Tomás Saraceno

Labor Tómas Saraceno, Foto: Achim Kukulies, © Tomás Saraceno
 

16. September 2011 bis Dezember 2012
K20 GRABBEPLATZ

Die "realisierbaren Utopien" von Tomás Saraceno (*1973 in San Miguel de Tucumán, Argentinien) trotzen herkömmlichen Vorstellungen von Raum, Zeit und Schwerkraft. Ab Februar 2012 zeigt er seine neueste Arbeit im K21 Ständehaus. In unserem Labor, dem Ausstellungsraum der Abteilung Bildung, gibt der Künstler im Vorfeld der Ausstellung Einblicke in seinen Gedankenkosmos und den komplexen Entstehungsprozess seiner neuen Düsseldorfer Arbeit.
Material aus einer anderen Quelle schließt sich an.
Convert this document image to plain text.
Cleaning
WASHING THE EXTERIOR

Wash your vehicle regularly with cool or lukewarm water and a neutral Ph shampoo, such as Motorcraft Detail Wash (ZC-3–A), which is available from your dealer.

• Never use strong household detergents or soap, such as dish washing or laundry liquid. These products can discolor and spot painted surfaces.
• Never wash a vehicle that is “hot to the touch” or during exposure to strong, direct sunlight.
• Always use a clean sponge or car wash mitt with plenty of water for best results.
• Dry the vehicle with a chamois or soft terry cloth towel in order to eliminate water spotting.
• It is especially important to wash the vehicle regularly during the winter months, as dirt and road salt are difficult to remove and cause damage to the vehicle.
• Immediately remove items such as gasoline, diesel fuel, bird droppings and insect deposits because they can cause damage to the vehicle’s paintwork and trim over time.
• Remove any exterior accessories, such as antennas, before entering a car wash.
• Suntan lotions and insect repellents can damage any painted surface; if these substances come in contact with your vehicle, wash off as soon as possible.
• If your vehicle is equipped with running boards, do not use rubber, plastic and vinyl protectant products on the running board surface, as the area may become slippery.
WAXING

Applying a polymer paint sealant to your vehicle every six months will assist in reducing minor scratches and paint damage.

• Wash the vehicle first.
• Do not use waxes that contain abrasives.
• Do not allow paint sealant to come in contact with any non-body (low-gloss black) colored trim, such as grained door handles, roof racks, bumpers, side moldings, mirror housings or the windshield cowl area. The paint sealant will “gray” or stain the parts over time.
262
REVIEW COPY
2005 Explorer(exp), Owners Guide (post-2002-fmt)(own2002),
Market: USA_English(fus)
Seit Jahren kreist das künstlerische Schaffen von Tomás Saraceno um die Verwirklichung so genannter Cloud Cities – schwebender Zellen, die sich wie Wolken zu immer neuen Strukturen formieren und ein alternatives, nachhaltiges Lebensumfeld jenseits territorialer Beschränkungen bieten sollen. Mit multidisziplinären Methoden möchte Saraceno neue Möglichkeiten aufzeigen, unser Leben zu gestalten. Seine Arbeiten laden ein, in Interaktion mit ihnen zu treten und andere Wege der Kommunikation, des sozialen Verhaltens und der Wahrnehmung zu erkunden.

Als Vorbild für seine fliegenden Zellstädte dienen Tomás Saraceno meist natürliche Phänomene wie die Struktur von Seifenblasen. Sie sind leicht, existieren als Einzelne, können sich jedoch auch mit beliebig vielen anderen verbinden. Eine Seifenblase schließt bei minimaler Oberfläche ein Maximum an Luftvolumen ein. Treffen zwei gleichgroße Seifenblasen aufeinander, nehmen sie wiederum die Form mit der geringsten Oberfläche an. Geometrisch lässt sich dieses Gebilde am besten durch die Verbindung zweier Polyeder (ein Tetrakaidecahedron und ein unregelmäßiges Dodecahedron) darstellen – der so genannten Weaire-Phelan-Struktur.

Tomás Saracenos Installation in orbit ist als begehbares Netz geplant, das den Lichthof von K21 überspannt. Fasziniert von der enormen Belastbarkeit von Spinnennetzen erforschte der Künstler am Architekturmodell des Ständehauses, zu welch innovativen Lösungen verschiedene Spinnenarten gelangen. Besonders inspirierend für Saraceno sind die architektonischen Meisterleistungen, die Opuntien-, Haubennetz- und Baldachinspinnen mit ihren dreidimensionalen Netzen vollbringen.

Tomás Saraceno, der ursprünglich Architektur studierte, arbeitet vorzugsweise im Team. Im Austausch mit Experten etwa aus der Spinnenforschung, der Astrophysik, der Sozialwissenschaft und des Ingenieurwesens findet er neue Lösungsansätze für die Verwirklichung seiner Arbeiten. Sein Labor-Projekt knüpft an dieses Prinzip von Interaktion und Teamarbeit an: Hier sind die Besucher eingeladen, eigene Wolkenmodule zu bauen und diese an die bereits vorhandenen Strukturen anzusetzen. So wird im Laufe der Ausstellung eine Wolkenstadt entstehen, deren Form die Beteiligten maßgeblich mitbestimmen.